Sous la pression des Etats-Unis, la passation du pouvoir s’accélère en Haïti, où Boniface Alexandre, le nouveau chef de l’Etat de transition, a été investi dans ses fonctions lundi après-midi. Depuis hier soir, on connaît également le nom du nouveau premier ministre. A en croire des membres de l’opposition politique, il s’agit de Gérard Latortue, ex-ministre des Affaires étrangères sous la présidence de Lesly Manigat (1988). Ce dernier aura pour mission de diriger le gouvernement de transition, chargé de remettre l’Etat en marche et de préparer des élections législatives et présidentielle d’ici à deux ans.


Pour l’heure, la tension est loin d’être retombée à Port-au-Prince. Devant le palais présidentiel, où se déroulait la cérémonie consacrant Boniface Alexandre, placée sous la haute surveillance des marines, les partisans de l’ex-dictateur Aristide, aujourd’hui en exil à Bangui, hurlaient : «Aristide ou la mort !» et : «Que vous le vouliez ou non, Aristide doit revenir !»

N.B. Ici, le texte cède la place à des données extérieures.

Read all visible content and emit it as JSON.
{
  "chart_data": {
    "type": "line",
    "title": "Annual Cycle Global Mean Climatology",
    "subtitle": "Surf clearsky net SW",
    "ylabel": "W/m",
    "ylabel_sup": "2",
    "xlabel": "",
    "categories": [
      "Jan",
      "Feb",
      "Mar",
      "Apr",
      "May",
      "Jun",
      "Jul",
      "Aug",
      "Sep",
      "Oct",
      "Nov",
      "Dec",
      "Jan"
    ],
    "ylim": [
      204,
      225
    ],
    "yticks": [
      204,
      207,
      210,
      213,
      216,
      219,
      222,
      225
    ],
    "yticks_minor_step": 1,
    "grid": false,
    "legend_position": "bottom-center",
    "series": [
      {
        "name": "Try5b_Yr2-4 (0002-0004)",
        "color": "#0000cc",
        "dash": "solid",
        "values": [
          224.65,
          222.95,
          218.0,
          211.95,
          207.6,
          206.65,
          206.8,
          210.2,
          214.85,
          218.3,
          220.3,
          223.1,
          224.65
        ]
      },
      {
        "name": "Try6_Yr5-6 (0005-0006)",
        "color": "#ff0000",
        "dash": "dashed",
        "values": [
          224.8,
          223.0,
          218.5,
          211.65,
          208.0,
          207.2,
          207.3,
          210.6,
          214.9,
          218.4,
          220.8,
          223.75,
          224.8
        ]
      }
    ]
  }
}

A l’intérieur du bâtiment qui symbolise le pouvoir suprême en Haïti, et qui s’appelle ironiquement la «Maison blanche», Boniface Alexandre se faisait patelin : «Nous sommes tous frères et soeurs. Nous sommes tous dans le même bateau, et, s’il coule, il va le faire avec nous tous à bord.»


Le désarmement des milices pro-Aristide est au coeur de la crise en Haïti. L’ex-président, véritable prophète de l’anarchie, avait en effet fait distribuer gratuitement des dizaines de milliers d’armes à ses partisans dans les bidonvilles de Port-au-Prince. Ces gangs de voyous sont fermement décidés à en découdre avec le nouveau pouvoir. Les Chimères de l’ex-dictateur réclament son retour, reprenant les affirmations de leur maître à penser qui répète depuis Bangui que Haïti est désormais sous «occupation» des troupes américaines et françaises, et qu’il demeure le seul chef de l’Etat légal du pays.


Le mandat des Nations unies aux forces américaines (1 600 marines), françaises (800 soldats et gendarmes) et chiliennes (130 hommes), prévoit qu’elles contribuent au maintien de l’ordre public, mais pas au désarmement des diverses factions d’opposants et de loyalistes d’Aristide. C’est théoriquement à la police haïtienne de faire ce travail. Celle-ci n’est pas simplement mal équipée pour le faire : elle ne veut pas, au niveau des officiers subalternes, s’en charger.


On a pu le constater hier, lors d’un incident. Après que la police du quartier de Petionville eut confisqué à l’envoyé spécial du Figaro le gilet pare-balles qui se trouvait dans sa voiture, nous nous sommes rendus au commissariat de ce quartier pour tenter de récupérer l’ustensile. Là, des policiers haineux, excités par le passage devant le bâtiment de deux camions chargés de soldats français, se sont déchaînés contre notre présence et celle des troupes françaises, hurlant : «Si vous voulez ce pays, prenez-le !», «Foutez le camp !», et menaçant notre chauffeur de représailles physiques. A la direction technique de la police, on nous a expliqué que «le commissariat de Petionville est un nid de Chimères» qui voient venir du plus mauvais oeil la fin de leur racket généralisé sur la population.


Cette anecdote dit bien l’état d’invraisemblable chaos dans lequel Aristide a plongé l’administration de son pays. «La police est pourrie, on ne peut pas lui faire confiance, constate le journaliste haïtien Yves Marie Chanel, et ce n’est pas elle qui sera capable de désarmer les factions. On devra immanquablement aller vers une reconstitution de l’armée pour ce faire». Aristide avait dissous l’armée du jour au lendemain, en 1995, renvoyant 8 000 soldats dans leurs foyers sans le moindre plan d’intégration de ces hommes dans la vie civile.


Pour l’heure, les militaires de la force internationale sont pris entre deux feux. D’un côté, les milliers de Chimères armées. Lundi, pour la première fois, ils ont ouvert le feu sur des militaires américains, dans le quartier de Bel-Air. De l’autre côté, Guy Philippe, le chef des rebelles qui ont poussé Aristide vers la sortie, menace de «reprendre les armes» avec ses hommes, si les Chimères ne sont pas rapidement neutralisées par la force multinationale.